Keep Kids Drug Free

Neighborhood Liquor Stores:
African American Neighborhoods at Risk

Previous studies have shown a strong link between neighborhood alcohol environments and outcomes such as drunk driving and violence. This study investigated linkages between neighborhood liquor stores, on-premise outlets, convenience stores, and supermarket densities and at-risk drinking among African Americans. Researchers found that a neighborhood's liquor-store density had a significant impact on at-risk drinking among African Americans who consumed alcohol, particularly for women who drink.

Results will be published in the May 2011 issue of Alcoholism: Clinical & Experimental Research and are currently available at Early View.

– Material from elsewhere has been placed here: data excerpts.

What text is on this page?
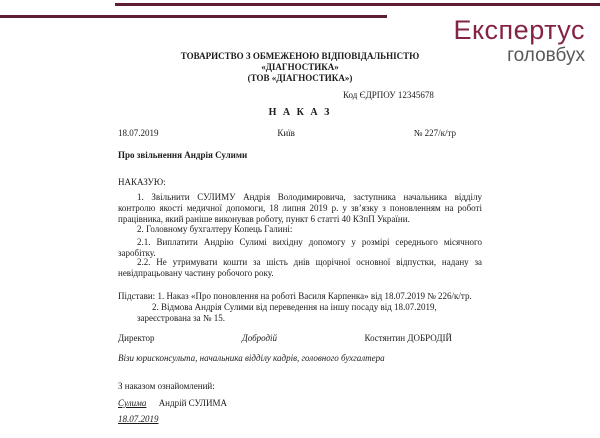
Експертус
головбух
ТОВАРИСТВО З ОБМЕЖЕНОЮ ВІДПОВІДАЛЬНІСТЮ
«ДІАГНОСТИКА»
(ТОВ «ДІАГНОСТИКА»)
Код ЄДРПОУ 12345678
Н А К А З
18.07.2019	Київ	№ 227/к/тр
Про звільнення Андрія Сулими
НАКАЗУЮ:
1. Звільнити СУЛИМУ Андрія Володимировича, заступника начальника відділу контролю якості медичної допомоги, 18 липня 2019 р. у зв’язку з поновленням на роботі працівника, який раніше виконував роботу, пункт 6 статті 40 КЗпП України.
2. Головному бухгалтеру Копець Галині:
2.1. Виплатити Андрію Сулимі вихідну допомогу у розмірі середнього місячного заробітку.
2.2. Не утримувати кошти за шість днів щорічної основної відпустки, надану за невідпрацьовану частину робочого року.
Підстави: 1. Наказ «Про поновлення на роботі Василя Карпенка» від 18.07.2019 № 226/к/тр.
2. Відмова Андрія Сулими від переведення на іншу посаду від 18.07.2019,
зареєстрована за № 15.
Директор	Добродій	Костянтин ДОБРОДІЙ
Візи юрисконсульта, начальника відділу кадрів, головного бухгалтера
З наказом ознайомлений:
Сулима Андрій СУЛИМА
18.07.2019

"There has been limited research on this topic among specific minority groups or by sex," said Katherine P. Theall, associate professor in the department of community health sciences at Tulane University School of Public Health & Tropical Medicine. "Researchers have only recently begun to examine in greater detail the impact of the neighborhood and other distal factors on health outcomes."

"Investigations that examine neighborhood influences according to specific demographic characteristics such as differential impacts by gender or race," she said, "are still emerging as we think of ways to best intervene and prevent adverse health outcomes based on neighborhood changes or polices."

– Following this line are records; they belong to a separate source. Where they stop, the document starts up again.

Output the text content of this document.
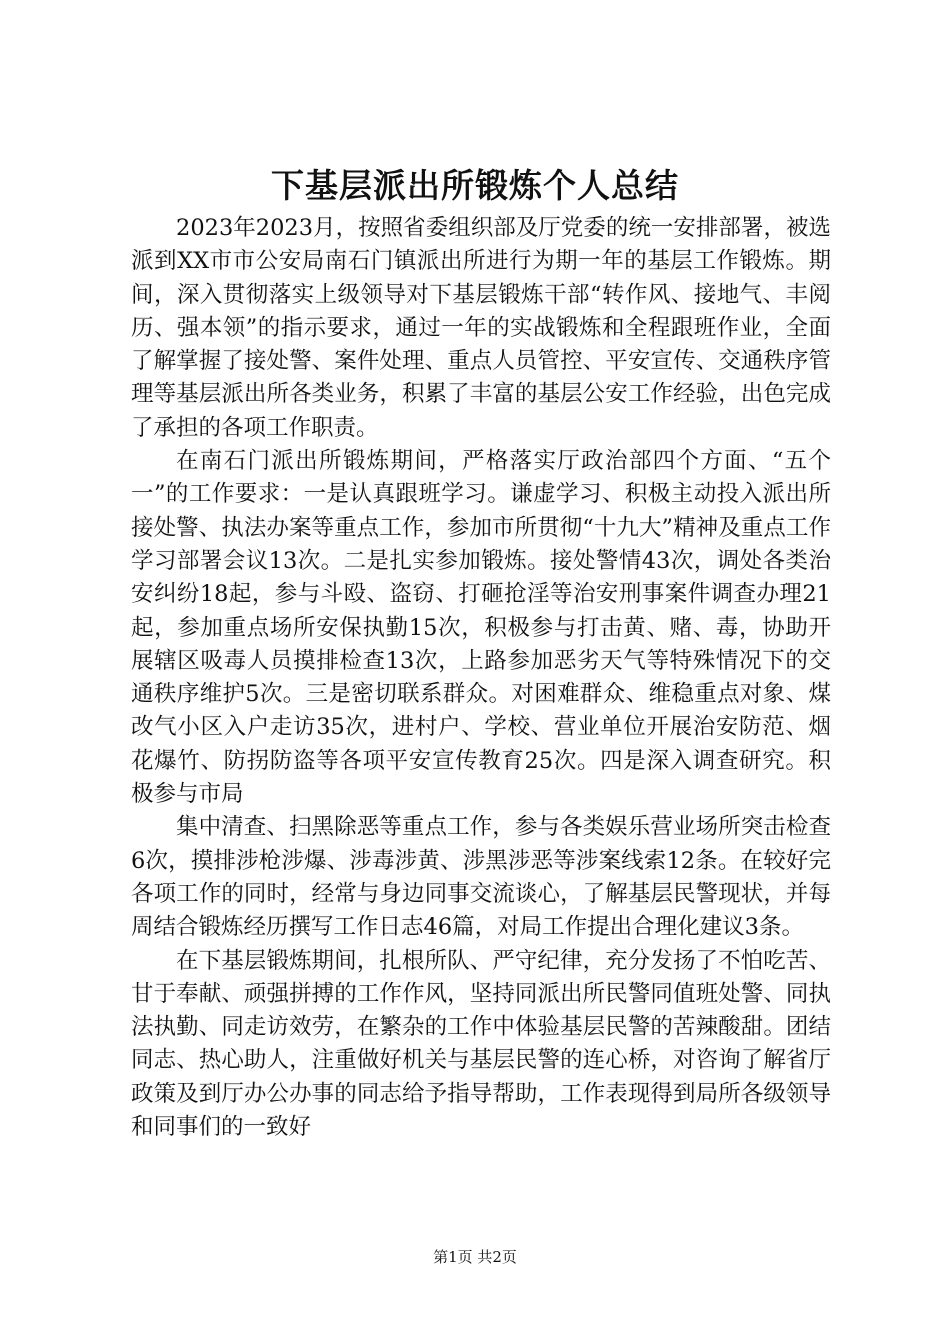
下基层派出所锻炼个人总结

2023年2023月，按照省委组织部及厅党委的统一安排部署，被选派到XX市市公安局南石门镇派出所进行为期一年的基层工作锻炼。期间，深入贯彻落实上级领导对下基层锻炼干部“转作风、接地气、丰阅历、强本领”的指示要求，通过一年的实战锻炼和全程跟班作业，全面了解掌握了接处警、案件处理、重点人员管控、平安宣传、交通秩序管理等基层派出所各类业务，积累了丰富的基层公安工作经验，出色完成了承担的各项工作职责。

在南石门派出所锻炼期间，严格落实厅政治部四个方面、“五个一”的工作要求：一是认真跟班学习。谦虚学习、积极主动投入派出所接处警、执法办案等重点工作，参加市所贯彻“十九大”精神及重点工作学习部署会议13次。二是扎实参加锻炼。接处警情43次，调处各类治安纠纷18起，参与斗殴、盗窃、打砸抢淫等治安刑事案件调查办理21起，参加重点场所安保执勤15次，积极参与打击黄、赌、毒，协助开展辖区吸毒人员摸排检查13次，上路参加恶劣天气等特殊情况下的交通秩序维护5次。三是密切联系群众。对困难群众、维稳重点对象、煤改气小区入户走访35次，进村户、学校、营业单位开展治安防范、烟花爆竹、防拐防盗等各项平安宣传教育25次。四是深入调查研究。积极参与市局

集中清查、扫黑除恶等重点工作，参与各类娱乐营业场所突击检查6次，摸排涉枪涉爆、涉毒涉黄、涉黑涉恶等涉案线索12条。在较好完各项工作的同时，经常与身边同事交流谈心，了解基层民警现状，并每周结合锻炼经历撰写工作日志46篇，对局工作提出合理化建议3条。

在下基层锻炼期间，扎根所队、严守纪律，充分发扬了不怕吃苦、甘于奉献、顽强拼搏的工作作风，坚持同派出所民警同值班处警、同执法执勤、同走访效劳，在繁杂的工作中体验基层民警的苦辣酸甜。团结同志、热心助人，注重做好机关与基层民警的连心桥，对咨询了解省厅政策及到厅办公办事的同志给予指导帮助，工作表现得到局所各级领导和同事们的一致好

第1页 共2页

Researchers recruited 321 African Americans (229 women, 92 men), ages 21 to 65 years of age, during April 2002 through to May 2003 from three community-based healthcare clinics in New Orleans, Louisiana. All participants answered quantitative questionnaires. Individuals with hazardous or harmful patterns of alcohol consumption were classified as engaging in at-risk drinking based on the Alcohol Use Disorders Identification Test (AUDIT).

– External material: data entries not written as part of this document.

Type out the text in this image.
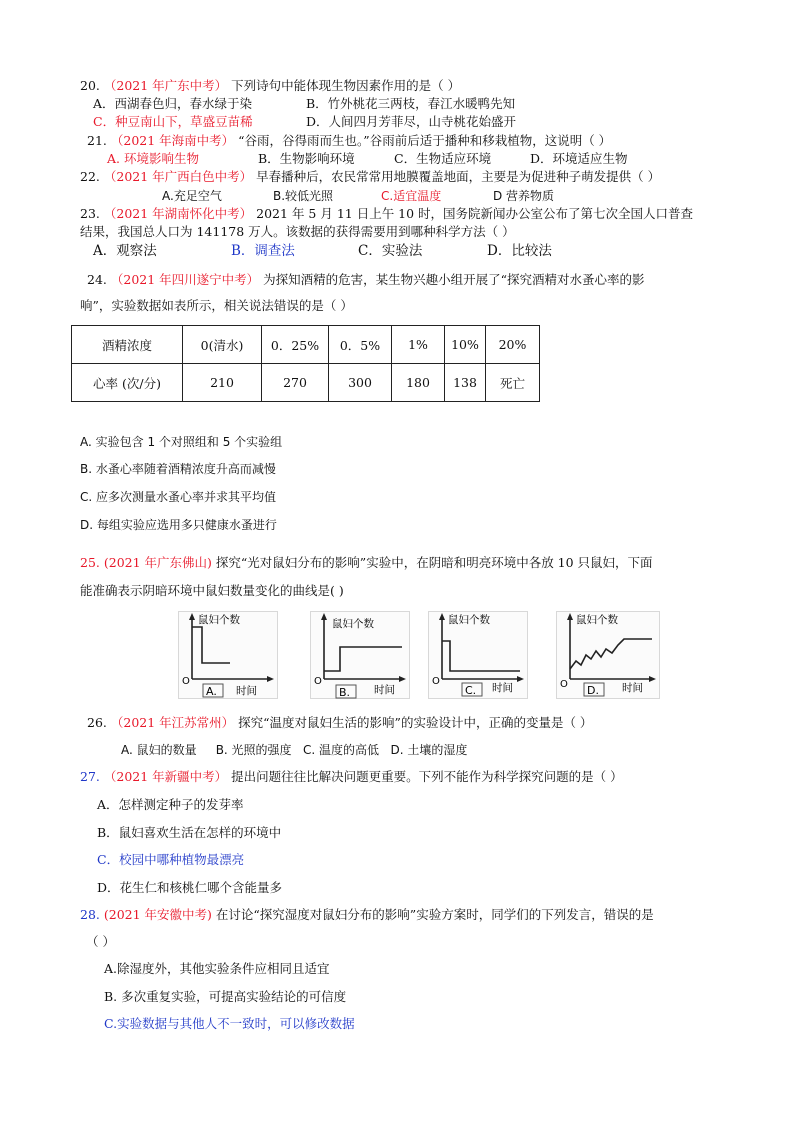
20. （2021 年广东中考） 下列诗句中能体现生物因素作用的是（ ）
A．西湖春色归，春水绿于染	B．竹外桃花三两枝，春江水暖鸭先知
C．种豆南山下，草盛豆苗稀	D．人间四月芳菲尽，山寺桃花始盛开
21. （2021 年海南中考） “谷雨，谷得雨而生也。”谷雨前后适于播种和移栽植物，这说明（ ）
A. 环境影响生物	B．生物影响环境	C．生物适应环境	D．环境适应生物
22. （2021 年广西白色中考） 早春播种后，农民常常用地膜覆盖地面，主要是为促进种子萌发提供（ ）
A.充足空气	B.较低光照	C.适宜温度	D 营养物质
23. （2021 年湖南怀化中考） 2021 年 5 月 11 日上午 10 时，国务院新闻办公室公布了第七次全国人口普查
结果，我国总人口为 141178 万人。该数据的获得需要用到哪种科学方法（ ）
A．观察法	B．调查法	C．实验法	D．比较法
24. （2021 年四川遂宁中考） 为探知酒精的危害，某生物兴趣小组开展了“探究酒精对水蚤心率的影
响”，实验数据如表所示，相关说法错误的是（ ）
酒精浓度	0(清水)	0．25%	0．5%	1%	10%	20%
心率 (次/分)	210	270	300	180	138	死亡
A. 实验包含 1 个对照组和 5 个实验组
B. 水蚤心率随着酒精浓度升高而减慢
C. 应多次测量水蚤心率并求其平均值
D. 每组实验应选用多只健康水蚤进行
25. (2021 年广东佛山) 探究“光对鼠妇分布的影响”实验中，在阴暗和明亮环境中各放 10 只鼠妇，下面
能准确表示阴暗环境中鼠妇数量变化的曲线是( )
鼠妇个数
O
时间
A.
鼠妇个数
O
时间
B.
鼠妇个数
O
时间
C.
鼠妇个数
O	时间
D.
26. （2021 年江苏常州） 探究“温度对鼠妇生活的影响”的实验设计中，正确的变量是（ ）
A. 鼠妇的数量     B. 光照的强度   C. 温度的高低   D. 土壤的湿度
27. （2021 年新疆中考） 提出问题往往比解决问题更重要。下列不能作为科学探究问题的是（ ）
A．怎样测定种子的发芽率
B．鼠妇喜欢生活在怎样的环境中
C．校园中哪种植物最漂亮
D．花生仁和核桃仁哪个含能量多
28. (2021 年安徽中考) 在讨论“探究湿度对鼠妇分布的影响”实验方案时，同学们的下列发言，错误的是
（ ）
A.除湿度外，其他实验条件应相同且适宜
B. 多次重复实验，可提高实验结论的可信度
C.实验数据与其他人不一致时，可以修改数据
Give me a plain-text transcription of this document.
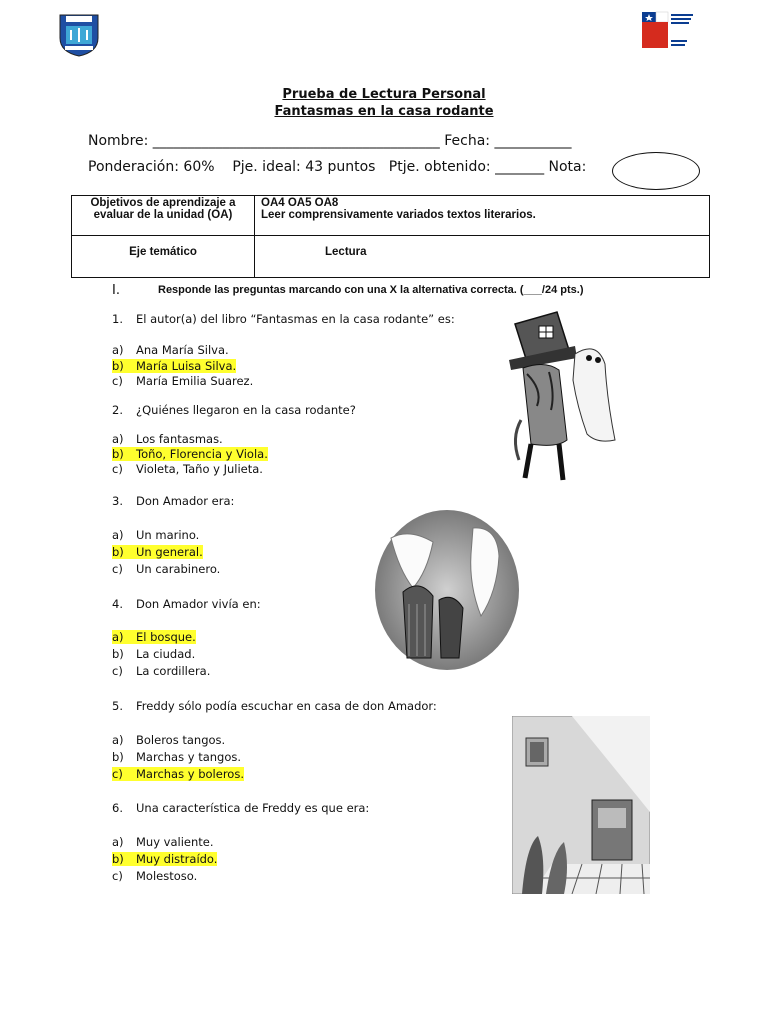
Prueba de Lectura Personal
Fantasmas en la casa rodante
Nombre: _________________________________________ Fecha: ___________
Ponderación: 60%    Pje. ideal: 43 puntos   Ptje. obtenido: _______ Nota:
Objetivos de aprendizaje a evaluar de la unidad (OA)	OA4 OA5 OA8
Leer comprensivamente variados textos literarios.

Eje temático	Lectura
I.	Responde las preguntas marcando con una X la alternativa correcta. (___/24 pts.)
1. El autor(a) del libro “Fantasmas en la casa rodante” es:
a) Ana María Silva.
b) María Luisa Silva.
c) María Emilia Suarez.
2. ¿Quiénes llegaron en la casa rodante?
a) Los fantasmas.
b) Toño, Florencia y Viola.
c) Violeta, Taño y Julieta.
3. Don Amador era:
a) Un marino.
b) Un general.
c) Un carabinero.
4. Don Amador vivía en:
a) El bosque.
b) La ciudad.
c) La cordillera.
5. Freddy sólo podía escuchar en casa de don Amador:
a) Boleros tangos.
b) Marchas y tangos.
c) Marchas y boleros.
6. Una característica de Freddy es que era:
a) Muy valiente.
b) Muy distraído.
c) Molestoso.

"Among African Americans in our sample who drank, those who lived in neighborhoods with a greater concentration of liquor stores were more likely to be classified as at-risk drinkers compared to those living in neighborhoods with fewer liquor stores per population," said Theall. "Furthermore, the influence of liquor store concentration on at-risk drinking was much greater for African American women."

Theall noted that liquor stores are the dominant alcohol establishment in many minority communities, as opposed to supermarkets. "Therefore they may play a larger role in risky drinking among those who already drink," she said. "Other studies have shown high concentrations of liquor stores, as well as physical shelf space devoted to alcohol, in minority and lower-income neighborhoods."